C’VILLE / ALBE SHARED-VEHICLE SYSTEMS

At the request of several readers from Greater Charlottesville / Albemarle, we are posting this clarification:

Back on 18 February Jim Bacons posted “Bus Rapid Transit Studied for Charlottesville.”

We agree with Jim’s comments about the need for an authoritative analysis and who should pay for any shared-vehicle system.

Given our experience with shared-vehicle systems and our past work in the Charlottesville / Albemarle Subregion, we do not have high hopes for BRT penciling out.

At 6:30 PM we made the following comment on the original post (edited for clarification):

OK, no one seems interested in this topic so here are some thoughts:

BRT is primarily an “in-the-median” shared vehicle system.

In US of A, applications of BRT would work for a “two or three big stops” subsystem. For example Air and Space Annex / Dulles South Terminal, Dulles North Terminal and an Intermodal terminal in Tysons Corner.

(We should have noted a potential station at Reston Town Center. There would be vastly more demand and an existing limited access roadway with exclusive Airport Access lanes in this application as compared to a C’ville Zentrum to C’ville airport along US Route 29.)

In smaller agglomerations — e.g. Ottawa — BRT does not live up to its potential because there is not the nodal intensity to generate trip demand.

Unless there are Core stations underground as in Seattle, (very expensive) the system works best with when the station is under a big platform over the ‘expressway’ of which the BRT occupies the median.

Platforms such as employed in the U-Bahn service to Nordvest Zentrum in Frankfort AM would work well.

South American applications — e.g. Curitiba — have broad ‘Boulevards’ that separate Village-scale Superblocks.

C’VILLE does not have the Critical Mass to support any of these spacial distribution strategies.

What happened to the Street Car / Trolley idea for C’VILLE?

(Sean Tubbs of Charlottesville Tomorrow provided information on the Trolley proposal and provided other resource links in the original string which are very helpful.)

Following a post concerning the need for a “compelling vision”

EMR noted (again with editing for clarification):

The “compelling vision” must be a vision of future, functional settlement pattern, not of this or that Mobility and Access system. The Mobility and Access System comes after there is a decision on the desired settlement pattern.

This comment was misinterpreted by a commentor as being a suggestion that: “unless the plan is to Nuke C’VILLE and start all over”

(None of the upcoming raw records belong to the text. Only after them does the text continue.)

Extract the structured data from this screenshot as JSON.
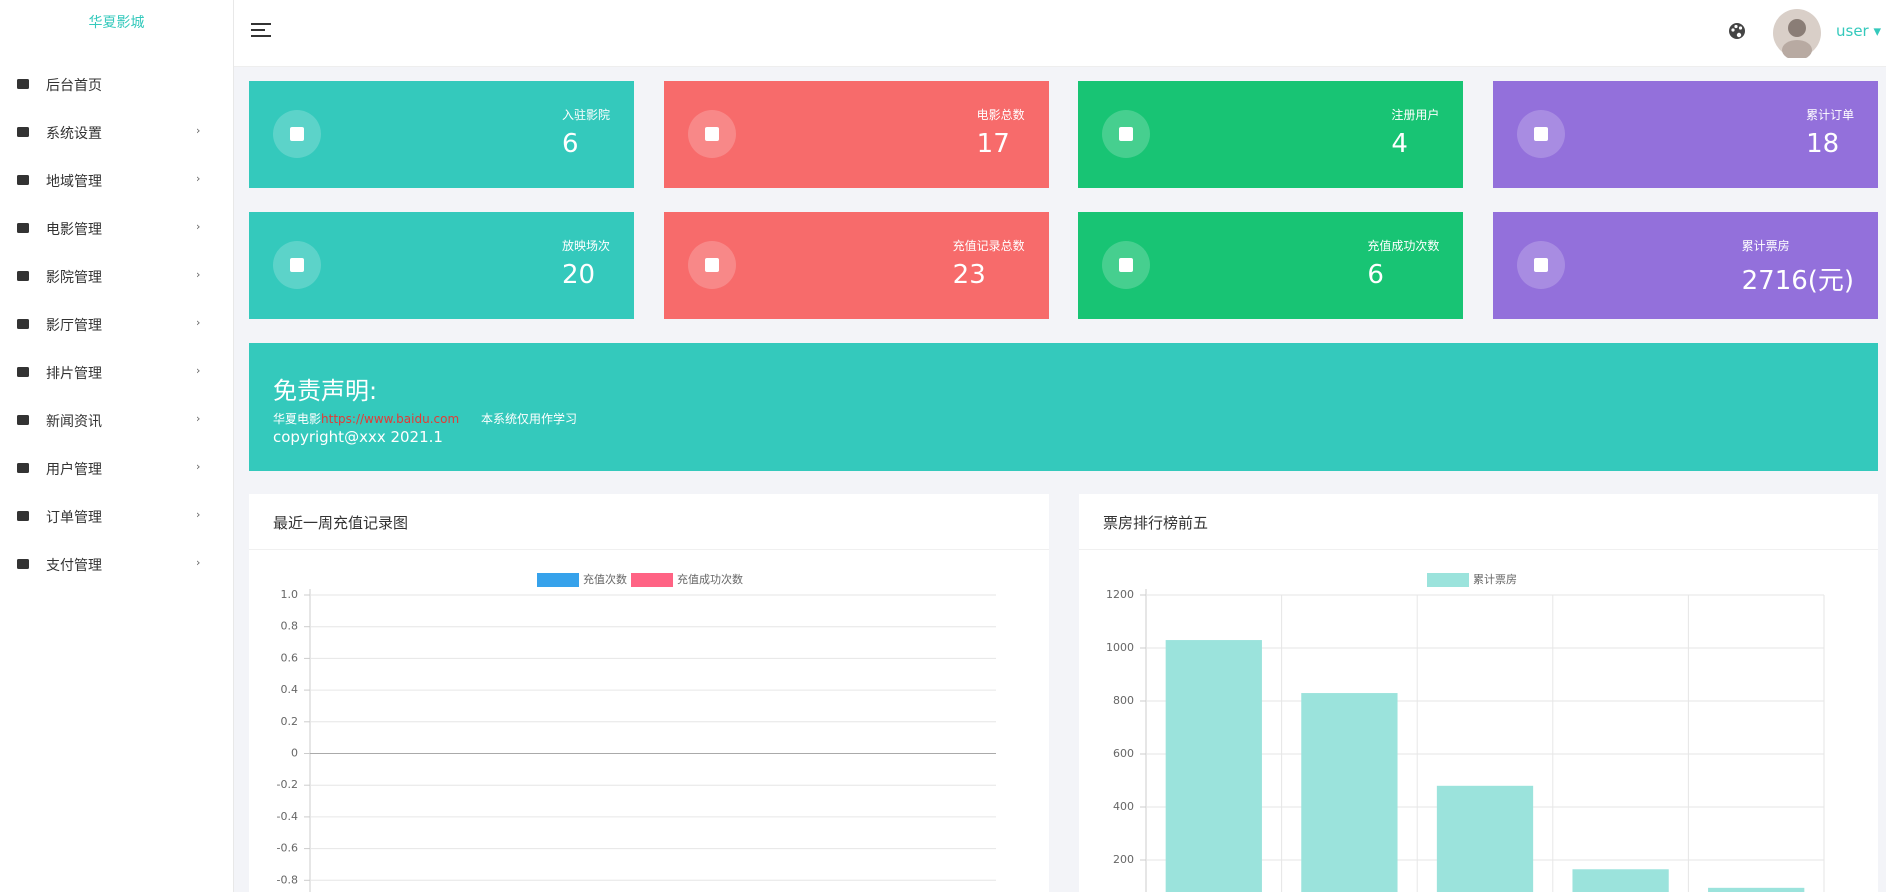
{
  "sidebar": {
    "logo": "华夏影城",
    "menu": [
      "后台首页",
      "系统设置",
      "地域管理",
      "电影管理",
      "影院管理",
      "影厅管理",
      "排片管理",
      "新闻资讯",
      "用户管理",
      "订单管理",
      "支付管理"
    ]
  },
  "header": {
    "user": "user"
  },
  "stats": [
    {
      "label": "入驻影院",
      "value": "6"
    },
    {
      "label": "电影总数",
      "value": "17"
    },
    {
      "label": "注册用户",
      "value": "4"
    },
    {
      "label": "累计订单",
      "value": "18"
    },
    {
      "label": "放映场次",
      "value": "20"
    },
    {
      "label": "充值记录总数",
      "value": "23"
    },
    {
      "label": "充值成功次数",
      "value": "6"
    },
    {
      "label": "累计票房",
      "value": "2716(元)"
    }
  ],
  "disclaimer": {
    "title": "免责声明:",
    "site": "华夏电影",
    "url": "https://www.baidu.com",
    "note": "本系统仅用作学习",
    "copyright": "copyright@xxx 2021.1"
  },
  "chart_data": [
    {
      "type": "line",
      "title": "最近一周充值记录图",
      "series": [
        {
          "name": "充值次数",
          "color": "#36a2eb",
          "values": []
        },
        {
          "name": "充值成功次数",
          "color": "#ff6384",
          "values": []
        }
      ],
      "ylim": [
        -1,
        1
      ],
      "yticks": [
        {
          "value": 1,
          "label": "1.0"
        },
        0.8,
        0.6,
        0.4,
        0.2,
        0,
        -0.2,
        -0.4,
        -0.6,
        -0.8
      ],
      "grid": true
    },
    {
      "type": "bar",
      "title": "票房排行榜前五",
      "categories": [
        null,
        null,
        null,
        null,
        null
      ],
      "series": [
        {
          "name": "累计票房",
          "color": "#9be3dc",
          "values": [
            1030,
            830,
            480,
            165,
            95
          ]
        }
      ],
      "ylim": [
        0,
        1200
      ],
      "yticks": [
        200,
        400,
        600,
        800,
        1000,
        1200
      ],
      "grid": true
    }
  ]
}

There is a pervasive misunderstanding that it is hard to evolve functional settlement patterns from those that exist now.

Human settlement patterns are organic systems and they are continually evolving. The problem is that current Agency and Enterprise projects, programs, incentives and controls are not geared to evolving functional settlement patterns because alternatives make more money and / or gain more benefit for some in the short term.

“how does C’VILLE or any area that already exists and cannot be torn down and recreated – evolve to more optimal settlement pattern?”

(See above)

“If I understand EMR correctly, it is futile to be thinking in terms of different ways of accomplishing access and mobility if the settlement pattern itself is dysfunctional.”

(No, it means that the first step is to create a plan for functional settlement patterns.)

(It also means that it is futile to try to spend money on a shared-vehicle system in hopes that a functional settlement pattern will just evolve due to the new system. The settlement pattern and the Mobility and Access system must be planned and evolve together.)

There are many individuals and several groups that would like to see a clear rendition of what the shape of the future should be in Greater Charlottesville / Albemarle

Once those images are clearly articulated, a number of shared vehicle systems should be examined to see which (one or more) systems best serve these settlement patterns.

One of the many weaknesses of the Blog format is that posters, commentors and readers must be ever vigilant lest intentional or unintentional attempts to misinterpret comments mislead those who are seeking an understanding of complex issues related to human settlement patterns.

Comments on the original C’ville post by Jim Bacon and especially on the proceeding post by Jim titled “Heavy Rail and Flying Pigs” are prime examples of comments by those who have an agenda to (and/or are paid to) confuse and confound useful dialogue.

Our thanks to those who were confused by the comments and contacted us directly for clarification.

We hope this clarification is of use to those who are trying to bring functional settlement patterns in the Charlottesville – Albemarle Subregion.